The Court of Appeal has decided that LLP members do not glean employment/worker status by reason of their LLP membership alone. In the case of Bates van Winkelhof v. Clyde & Co LLP, the Court of Appeal has decided that a member of an LLP is not a 'worker' eligible to bring a whistleblowing claim.
There is no argument that LLP members have the express rights under Equality Act 2010 (in the same way as partners in general partnerships) protecting them from discrimination. However, the Court of Appeal considered whether an Employment Tribunal had territorial jurisdiction to hear a discrimination claim from an LLP member who worked mainly abroad.
In this case, Ms van Winkelhof was a member of Clyde & Co LLP (an English LLP). She worked principally but not exclusively in Tanzania via a joint venture with Ako Law.
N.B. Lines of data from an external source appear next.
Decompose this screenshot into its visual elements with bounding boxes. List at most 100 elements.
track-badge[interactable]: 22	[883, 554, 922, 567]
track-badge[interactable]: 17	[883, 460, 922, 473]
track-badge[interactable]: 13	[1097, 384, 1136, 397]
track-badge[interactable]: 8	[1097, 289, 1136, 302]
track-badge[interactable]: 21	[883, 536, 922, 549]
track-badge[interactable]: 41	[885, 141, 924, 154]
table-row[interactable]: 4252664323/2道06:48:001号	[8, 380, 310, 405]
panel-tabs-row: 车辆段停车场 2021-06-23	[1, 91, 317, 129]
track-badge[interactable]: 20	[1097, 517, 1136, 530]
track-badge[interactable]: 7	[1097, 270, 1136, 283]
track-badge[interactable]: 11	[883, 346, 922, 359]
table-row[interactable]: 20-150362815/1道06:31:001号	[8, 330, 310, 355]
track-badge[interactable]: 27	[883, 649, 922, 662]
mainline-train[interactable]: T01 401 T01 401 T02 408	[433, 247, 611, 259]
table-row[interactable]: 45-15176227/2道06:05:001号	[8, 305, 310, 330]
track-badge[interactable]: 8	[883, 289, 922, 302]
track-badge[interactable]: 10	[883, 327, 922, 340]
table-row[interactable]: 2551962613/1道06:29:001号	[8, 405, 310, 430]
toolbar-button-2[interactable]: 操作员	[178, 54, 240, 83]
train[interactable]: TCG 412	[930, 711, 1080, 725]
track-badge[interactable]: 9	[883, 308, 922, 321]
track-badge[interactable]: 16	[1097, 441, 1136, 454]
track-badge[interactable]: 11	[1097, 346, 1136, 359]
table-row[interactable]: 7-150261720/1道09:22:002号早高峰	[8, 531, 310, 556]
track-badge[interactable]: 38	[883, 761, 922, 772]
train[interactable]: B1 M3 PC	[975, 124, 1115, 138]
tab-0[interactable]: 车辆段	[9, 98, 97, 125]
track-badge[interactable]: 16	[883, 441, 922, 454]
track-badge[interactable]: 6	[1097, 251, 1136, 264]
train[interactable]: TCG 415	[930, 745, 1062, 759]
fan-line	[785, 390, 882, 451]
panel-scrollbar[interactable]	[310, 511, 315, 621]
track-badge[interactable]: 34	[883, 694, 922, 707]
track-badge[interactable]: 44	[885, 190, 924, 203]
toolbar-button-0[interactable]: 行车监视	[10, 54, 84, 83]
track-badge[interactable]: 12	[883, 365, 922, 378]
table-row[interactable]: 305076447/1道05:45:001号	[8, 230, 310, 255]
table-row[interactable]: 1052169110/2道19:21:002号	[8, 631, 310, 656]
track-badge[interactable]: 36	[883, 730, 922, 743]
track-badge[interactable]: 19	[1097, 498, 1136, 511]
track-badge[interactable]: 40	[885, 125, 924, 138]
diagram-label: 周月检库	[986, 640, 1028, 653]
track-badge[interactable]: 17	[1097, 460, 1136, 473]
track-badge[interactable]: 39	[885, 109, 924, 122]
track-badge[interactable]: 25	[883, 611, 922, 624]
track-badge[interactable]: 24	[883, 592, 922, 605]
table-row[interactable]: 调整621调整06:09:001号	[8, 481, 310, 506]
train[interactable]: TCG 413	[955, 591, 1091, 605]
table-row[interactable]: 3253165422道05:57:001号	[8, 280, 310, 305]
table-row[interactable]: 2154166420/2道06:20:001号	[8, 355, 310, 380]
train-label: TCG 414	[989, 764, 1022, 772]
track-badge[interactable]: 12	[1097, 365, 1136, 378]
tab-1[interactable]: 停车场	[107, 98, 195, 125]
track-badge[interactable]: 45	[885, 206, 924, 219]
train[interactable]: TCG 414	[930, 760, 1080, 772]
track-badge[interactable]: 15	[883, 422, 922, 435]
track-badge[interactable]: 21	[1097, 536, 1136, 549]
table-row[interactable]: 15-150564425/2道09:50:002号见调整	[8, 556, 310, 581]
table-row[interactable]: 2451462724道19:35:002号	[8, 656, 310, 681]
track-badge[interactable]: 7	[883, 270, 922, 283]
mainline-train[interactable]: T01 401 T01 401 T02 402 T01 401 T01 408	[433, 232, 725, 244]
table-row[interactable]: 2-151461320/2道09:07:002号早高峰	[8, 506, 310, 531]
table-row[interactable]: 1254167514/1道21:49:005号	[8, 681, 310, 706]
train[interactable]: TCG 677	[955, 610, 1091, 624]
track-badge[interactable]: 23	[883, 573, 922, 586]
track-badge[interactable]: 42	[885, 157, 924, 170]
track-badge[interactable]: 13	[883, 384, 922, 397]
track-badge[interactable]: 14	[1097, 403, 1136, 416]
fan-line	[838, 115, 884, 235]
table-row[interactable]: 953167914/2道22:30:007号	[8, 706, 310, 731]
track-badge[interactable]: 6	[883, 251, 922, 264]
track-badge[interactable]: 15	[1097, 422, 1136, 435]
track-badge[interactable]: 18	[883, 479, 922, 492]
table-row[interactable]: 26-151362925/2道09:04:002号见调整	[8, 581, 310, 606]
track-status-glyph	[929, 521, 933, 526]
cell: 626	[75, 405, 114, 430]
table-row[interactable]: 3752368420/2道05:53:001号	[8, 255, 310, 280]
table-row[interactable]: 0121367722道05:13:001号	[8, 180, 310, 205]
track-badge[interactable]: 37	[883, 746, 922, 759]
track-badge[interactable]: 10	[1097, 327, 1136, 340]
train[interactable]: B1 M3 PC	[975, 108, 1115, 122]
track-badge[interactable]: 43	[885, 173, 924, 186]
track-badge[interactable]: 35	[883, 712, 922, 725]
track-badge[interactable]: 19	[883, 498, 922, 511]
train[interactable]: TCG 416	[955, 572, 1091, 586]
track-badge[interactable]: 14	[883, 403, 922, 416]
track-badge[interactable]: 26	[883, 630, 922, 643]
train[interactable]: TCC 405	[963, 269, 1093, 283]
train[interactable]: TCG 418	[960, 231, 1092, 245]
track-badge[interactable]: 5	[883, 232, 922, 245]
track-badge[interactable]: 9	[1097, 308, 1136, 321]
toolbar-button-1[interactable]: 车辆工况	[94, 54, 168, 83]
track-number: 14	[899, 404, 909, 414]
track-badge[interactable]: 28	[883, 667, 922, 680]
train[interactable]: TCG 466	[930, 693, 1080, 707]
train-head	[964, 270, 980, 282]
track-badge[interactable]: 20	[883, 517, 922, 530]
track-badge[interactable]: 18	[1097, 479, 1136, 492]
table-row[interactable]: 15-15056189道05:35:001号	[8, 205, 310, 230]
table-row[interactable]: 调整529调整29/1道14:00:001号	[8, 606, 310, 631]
Ms van Winkelhof was suspended, and expelled, from Clyde & Co LLP after making a money laundering report regarding Ako Law. She brought claims against Clyde & Co LLP for protection for whistleblowing and a claim for sex and pregnancy discrimination.
Status of LLP members
In deciding whether LLP members can be workers (and therefore have protection from whistleblowing), the Court of Appeal considered:
- section 4(4) of the Limited Liability Partnerships Act 2000. This "puzzling section to interpret" requires the Court to ask whether, if the member in question was a partner in a general partnership under the Partnership Act 1890, he would have been an employee;
- whether a partner in a general partnership could be a 'worker'. This took into account that a general partnership has no separate legal entity, and therefore, it was a legal impossibility for partners to be employed by themselves. Whilst an LLP has a separate legal entity, it was considered that a member could not acquire employment/worker status by reason of the incorporation; and
- the sociological fact that workers/employees are subordinate to the employer. Elias LJ found that the partnership concept is the "antithesis of subordination". This is the case even though the contractual arrangements between the partners may confer different powers on different groups of partners.
The Court of Appeal found that had Clyde & Co LLP been a general partnership, there was no doubt that Ms van Winkelhof was pursuing a business for profit in common with others and therefore would have been a partner. Applying the considerations set out above, as a partner, she could not be a 'worker'.
Accordingly, an LLP member cannot be regarded as being a worker or employee of the LLP by reason of his or her membership alone. When a partnership under the Partnership Act 1890 converts into an LLP under the Limited Liability Partnerships Act 2000, the status of a partner/member did not change.
The consequence of this is that that LLP members do not have the full range of employment-type rights (follow link for Employment notes).
LLP members have direct rights conferred on them by section 45 of the Equality Act 2010 which protect them from discrimination. Section 44 gives the same rights to partners in general partnerships.
The Court of Appeal considered the territorial scope of these rights in Ms van Winkelhof's circumstances. The Employment Tribunal had found that Ms van Winkelhof had strong connections with Great Britain including the fact she worked partly in London and she visited London for work regularly.
The Court of Appeal ruled that where an LLP member lives and/or works for at least part of her time in Britain, the test is whether there is a sufficiently strong connection to this country and this was satisfied in Ms van Winkelhof's case. If the LLP member is based wholly abroad, then the tribunal must carry out a comparative exercise to see which jurisdiction has the strongest connection.
This decision confirms that the rights of members or partners are neither gained nor lost on conversion from general partnership to an LLP. However, the Court of Appeal's decision may well be appealed so this is unlikely to be the last word on the subject of LLP member's rights.